In the Contemporary’s other new show, Mexico City-based collaborative duo Celeste (María Fernanda Camarena and Gabriel Rosas Alemán) will present works from their cross-disciplinary practice which, according to the Contemporary’s website, “conducts a negotiation that expands concentrically in order to gradually encompass other collaborators and spectators within the workings of an intimate exchange.” The museum goes on to announce that the exhibition will bring viewers in contact with “transient moments of proximity and familiarity,” which blur “the commonplace structures that define how artworks can be appreciated or how museums can function as physical and social spaces.”
The duo’s Instagram shows off examples of some of their recent projects, mostly large-scale installations of works on fabric harmonizing with exterior and altered interior spaces.

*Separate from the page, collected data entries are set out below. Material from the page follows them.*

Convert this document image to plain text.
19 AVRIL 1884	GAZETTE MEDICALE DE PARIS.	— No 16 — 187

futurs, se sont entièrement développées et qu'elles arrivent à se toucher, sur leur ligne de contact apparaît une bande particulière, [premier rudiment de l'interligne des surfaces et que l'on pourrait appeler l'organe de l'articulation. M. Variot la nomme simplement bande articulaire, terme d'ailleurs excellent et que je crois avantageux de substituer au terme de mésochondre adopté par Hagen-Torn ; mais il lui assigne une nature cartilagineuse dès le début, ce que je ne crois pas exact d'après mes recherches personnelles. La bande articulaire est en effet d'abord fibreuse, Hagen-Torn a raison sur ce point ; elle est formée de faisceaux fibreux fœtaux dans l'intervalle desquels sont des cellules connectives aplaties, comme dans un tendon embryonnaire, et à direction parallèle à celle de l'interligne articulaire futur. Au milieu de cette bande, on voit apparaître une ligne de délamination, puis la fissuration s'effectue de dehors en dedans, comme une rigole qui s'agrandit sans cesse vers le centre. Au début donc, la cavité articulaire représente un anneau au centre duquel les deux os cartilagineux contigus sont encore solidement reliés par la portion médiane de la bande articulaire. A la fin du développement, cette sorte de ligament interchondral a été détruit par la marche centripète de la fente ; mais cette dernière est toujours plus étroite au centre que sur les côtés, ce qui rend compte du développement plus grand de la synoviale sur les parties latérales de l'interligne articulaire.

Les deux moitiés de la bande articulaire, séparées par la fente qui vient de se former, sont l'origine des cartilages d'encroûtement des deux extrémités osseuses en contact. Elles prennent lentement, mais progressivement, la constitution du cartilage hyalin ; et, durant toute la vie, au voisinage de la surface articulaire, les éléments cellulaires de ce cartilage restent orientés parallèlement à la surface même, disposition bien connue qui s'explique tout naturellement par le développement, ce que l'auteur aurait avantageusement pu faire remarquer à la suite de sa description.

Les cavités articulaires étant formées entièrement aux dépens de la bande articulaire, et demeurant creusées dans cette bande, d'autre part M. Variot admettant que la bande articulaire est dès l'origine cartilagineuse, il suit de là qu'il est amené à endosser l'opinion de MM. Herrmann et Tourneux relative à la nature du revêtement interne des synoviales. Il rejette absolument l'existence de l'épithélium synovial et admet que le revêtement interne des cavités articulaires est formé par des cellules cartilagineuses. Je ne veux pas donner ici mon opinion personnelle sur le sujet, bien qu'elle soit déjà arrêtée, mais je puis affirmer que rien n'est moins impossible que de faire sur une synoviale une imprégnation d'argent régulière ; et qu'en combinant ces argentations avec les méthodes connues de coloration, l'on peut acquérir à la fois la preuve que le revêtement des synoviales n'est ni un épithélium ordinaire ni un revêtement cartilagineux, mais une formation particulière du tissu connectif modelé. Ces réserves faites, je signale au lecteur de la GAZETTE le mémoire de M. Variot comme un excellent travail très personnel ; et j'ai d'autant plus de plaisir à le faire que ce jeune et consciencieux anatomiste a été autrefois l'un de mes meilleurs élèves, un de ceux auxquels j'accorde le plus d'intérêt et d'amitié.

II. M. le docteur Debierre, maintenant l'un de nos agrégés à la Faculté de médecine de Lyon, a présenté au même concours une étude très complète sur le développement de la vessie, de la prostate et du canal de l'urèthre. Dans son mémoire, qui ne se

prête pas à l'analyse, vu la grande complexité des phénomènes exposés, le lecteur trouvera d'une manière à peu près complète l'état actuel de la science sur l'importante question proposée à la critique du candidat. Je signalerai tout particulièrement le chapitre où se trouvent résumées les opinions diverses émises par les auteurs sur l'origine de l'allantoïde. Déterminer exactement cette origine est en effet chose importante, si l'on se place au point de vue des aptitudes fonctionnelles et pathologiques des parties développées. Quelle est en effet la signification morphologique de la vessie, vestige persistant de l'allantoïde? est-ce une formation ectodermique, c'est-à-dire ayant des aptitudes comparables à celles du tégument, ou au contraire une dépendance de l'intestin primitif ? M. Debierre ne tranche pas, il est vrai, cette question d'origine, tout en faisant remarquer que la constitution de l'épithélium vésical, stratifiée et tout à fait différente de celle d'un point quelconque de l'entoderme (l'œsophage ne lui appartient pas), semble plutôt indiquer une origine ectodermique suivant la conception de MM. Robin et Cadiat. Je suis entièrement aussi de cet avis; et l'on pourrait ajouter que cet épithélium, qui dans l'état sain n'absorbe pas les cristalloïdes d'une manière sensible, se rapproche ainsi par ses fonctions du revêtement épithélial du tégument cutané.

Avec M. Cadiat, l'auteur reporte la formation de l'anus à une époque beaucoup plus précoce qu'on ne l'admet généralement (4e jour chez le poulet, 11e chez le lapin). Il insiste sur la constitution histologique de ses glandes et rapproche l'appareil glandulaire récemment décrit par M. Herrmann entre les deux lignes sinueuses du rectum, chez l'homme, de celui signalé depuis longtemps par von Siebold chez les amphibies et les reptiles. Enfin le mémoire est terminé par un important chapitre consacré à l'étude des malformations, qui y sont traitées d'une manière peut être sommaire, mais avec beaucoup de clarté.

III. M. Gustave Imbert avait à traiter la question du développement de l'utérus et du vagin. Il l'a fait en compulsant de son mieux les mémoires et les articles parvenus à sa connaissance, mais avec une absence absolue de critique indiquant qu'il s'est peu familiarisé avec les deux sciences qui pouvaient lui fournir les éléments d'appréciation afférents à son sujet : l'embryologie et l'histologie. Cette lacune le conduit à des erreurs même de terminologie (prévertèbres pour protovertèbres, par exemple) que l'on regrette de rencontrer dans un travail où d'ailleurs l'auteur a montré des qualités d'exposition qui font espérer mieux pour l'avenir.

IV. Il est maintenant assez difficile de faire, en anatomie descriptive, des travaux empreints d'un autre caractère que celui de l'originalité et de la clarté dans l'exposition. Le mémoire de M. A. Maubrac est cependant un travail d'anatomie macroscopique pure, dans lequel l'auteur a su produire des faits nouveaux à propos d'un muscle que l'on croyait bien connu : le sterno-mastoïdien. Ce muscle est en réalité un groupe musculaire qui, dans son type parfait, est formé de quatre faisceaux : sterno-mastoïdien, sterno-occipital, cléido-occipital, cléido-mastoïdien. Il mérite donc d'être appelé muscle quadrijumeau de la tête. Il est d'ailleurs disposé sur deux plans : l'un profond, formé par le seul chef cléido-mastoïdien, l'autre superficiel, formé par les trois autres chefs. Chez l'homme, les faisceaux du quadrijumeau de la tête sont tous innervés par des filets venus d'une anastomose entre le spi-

The show in Austin will follow a London exhibition, A Portable Landscape, which will run through online art collecting platform Canopy Collections at Wing Gallery later this month.
Just a bit down the road, the Mexic-Arte Museum has its own host of shows opening this spring. This year’s rendition of Totally Cool Totally Art, the Mexic-Arte’s annual student exhibition, is up first. That show, which has been recurring at least since Glasstire first mentioned it in 2009, is presented in conjunction with the City of Austin Parks and Recreation Department and features a cross-media array of artworks from local middle and high schoolers. The exhibition opens on February 14 and runs through February 28.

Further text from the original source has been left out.